Bombing along the deserted autostrada, through whole towns seemingly dedicated to the making of mozzarella, there were no tourists, not much sign of life of any kind. Even the countryside seem to prove even Italy can be nondescript.

The car got so hot, the lighter I’d bought at the toll-gates, a kitsch bottle designed to resemble a bottle of Moskovaskaya vodka, was melting. Smoking.

“It’s gonna blow ! ” my passenger screamed, watching it burn. (David Lynch eat your heart out)

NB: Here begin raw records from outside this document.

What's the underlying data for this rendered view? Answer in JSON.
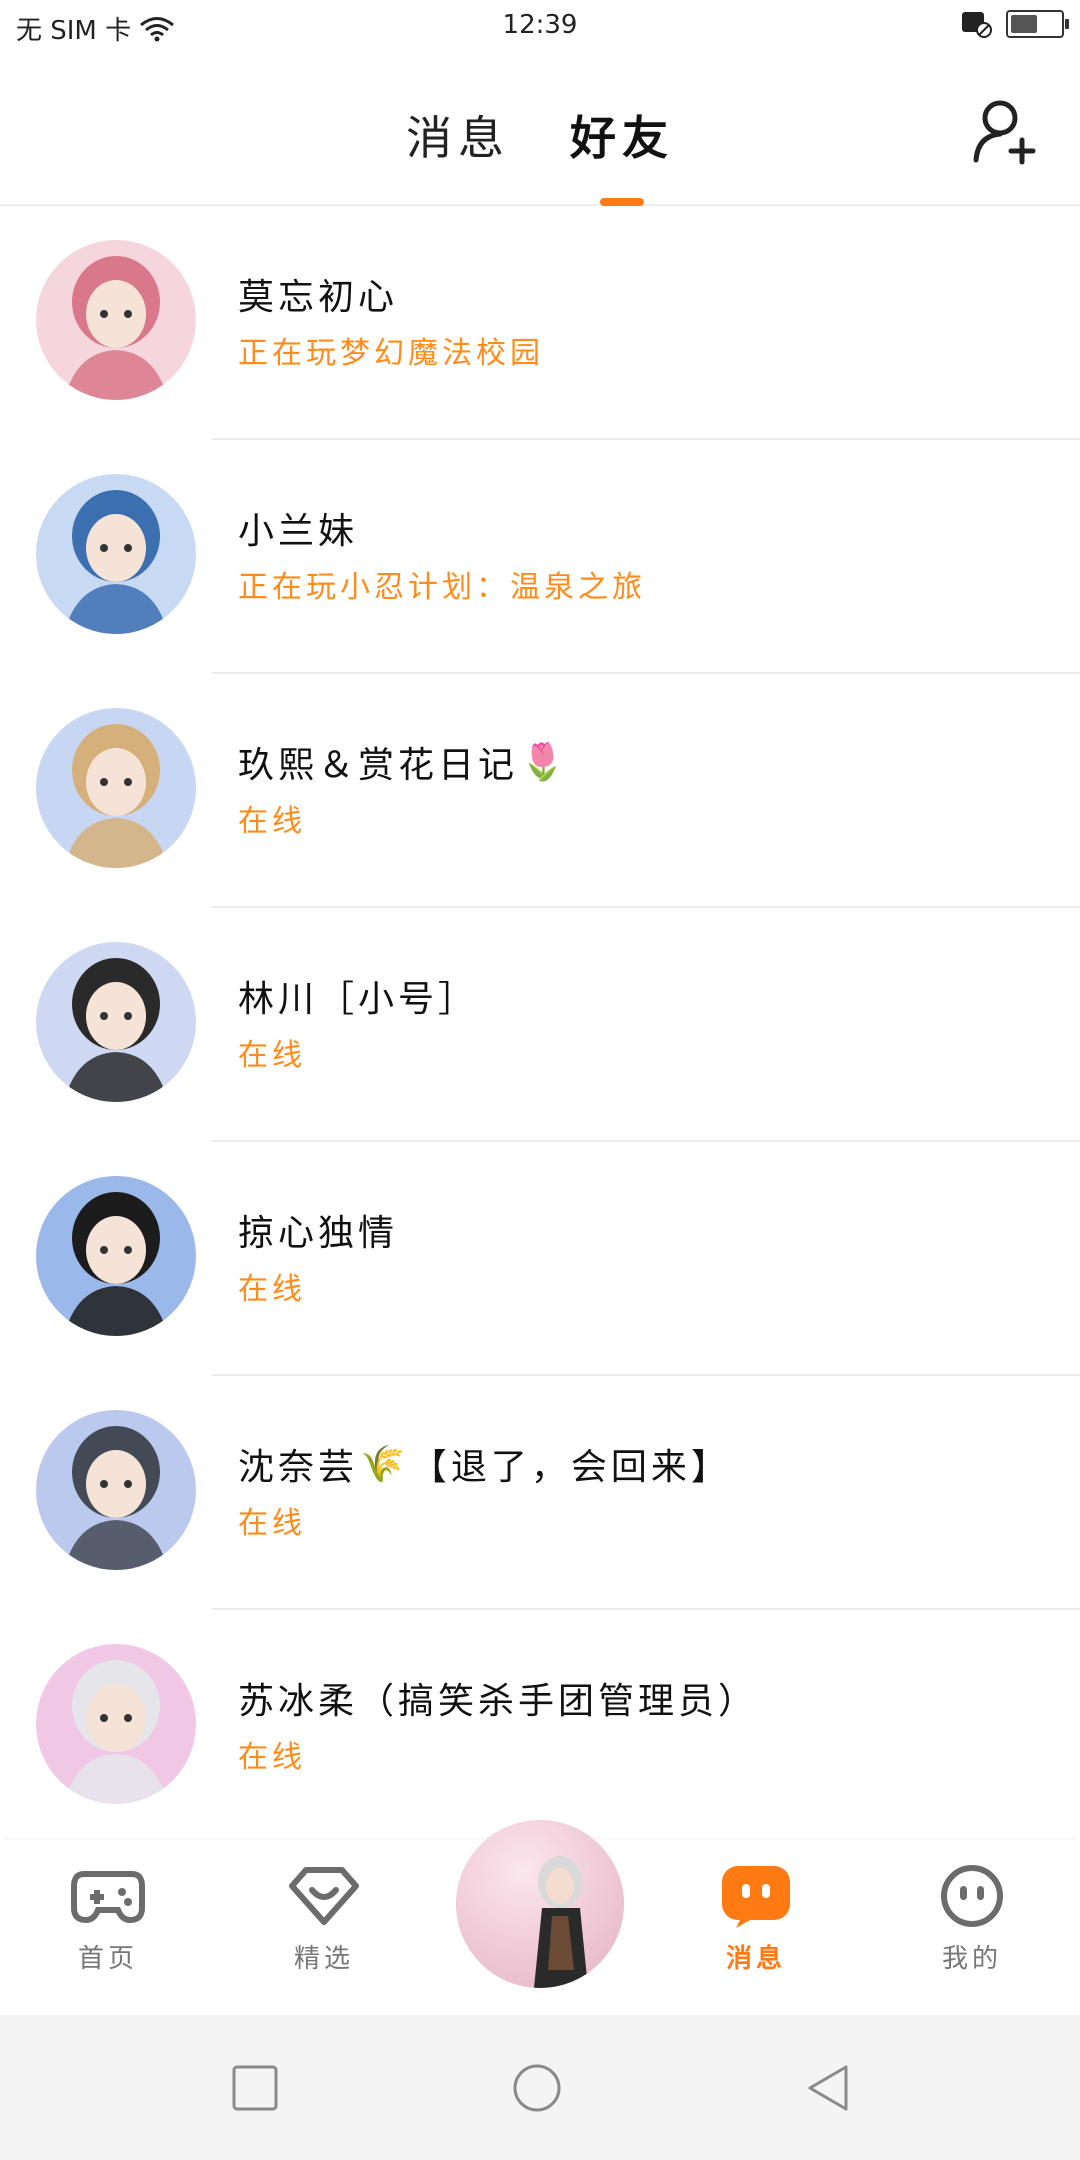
{
  "status_bar": {
    "carrier": "无 SIM 卡",
    "time": "12:39",
    "battery_level": 0.55
  },
  "header": {
    "tabs": [
      "消息",
      "好友"
    ],
    "active_tab": 1
  },
  "friends": [
    {
      "name": "莫忘初心",
      "emoji": "",
      "status": "正在玩梦幻魔法校园",
      "avatar_bg": "#f4d6dc",
      "avatar_fg": "#d9788a"
    },
    {
      "name": "小兰妹",
      "emoji": "",
      "status": "正在玩小忍计划：温泉之旅",
      "avatar_bg": "#c8d9f4",
      "avatar_fg": "#3b6fb0"
    },
    {
      "name": "玖熙＆赏花日记",
      "emoji": "🌷",
      "status": "在线",
      "avatar_bg": "#c7d6f2",
      "avatar_fg": "#d6b07a"
    },
    {
      "name": "林川［小号］",
      "emoji": "",
      "status": "在线",
      "avatar_bg": "#cfd8f3",
      "avatar_fg": "#2a2a2a"
    },
    {
      "name": "掠心独情",
      "emoji": "",
      "status": "在线",
      "avatar_bg": "#9bb8ea",
      "avatar_fg": "#1c1c1c"
    },
    {
      "name": "沈奈芸",
      "emoji": "🌾",
      "suffix": "【退了，会回来】",
      "status": "在线",
      "avatar_bg": "#bcc9ef",
      "avatar_fg": "#444a55"
    },
    {
      "name": "苏冰柔（搞笑杀手团管理员）",
      "emoji": "",
      "status": "在线",
      "avatar_bg": "#f0c8e6",
      "avatar_fg": "#e6e6ea"
    }
  ],
  "bottom_nav": [
    {
      "label": "首页",
      "icon": "gamepad-icon"
    },
    {
      "label": "精选",
      "icon": "heart-gem-icon"
    },
    {
      "label": "消息",
      "icon": "chat-bubble-icon"
    },
    {
      "label": "我的",
      "icon": "face-icon"
    }
  ],
  "colors": {
    "accent": "#ff7a12",
    "status_orange": "#ff8c1a",
    "nav_gray": "#777777"
  }
}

The chalets at the hotel had a kind of ‘Crossroads-sul-mare’ atmosphere. The Neapolitans which flee here in summer hadn’t arrived yet and the restaurants in town greeted us with suspicion, as if either we had escaped from the hotel grounds or turning up early was cheating. The strange Twin Peaks atmosphere remained: the road was blocked by a ship being ‘launched’ and the golden beach was deserted. It even had a trailer park in the woods (also deserted) complete with an abandoned swimming pool.

We spent the rest of the week, lying by the hotel pool on our own in the sunshine, studying the lizards and watching the swallows dive-bomb the swimming pool for insects/cigarettes.

When I closed my eyes though, the chaos of Naples and the dreams of pizza were calling me.

See Naples and die of pleasure is right.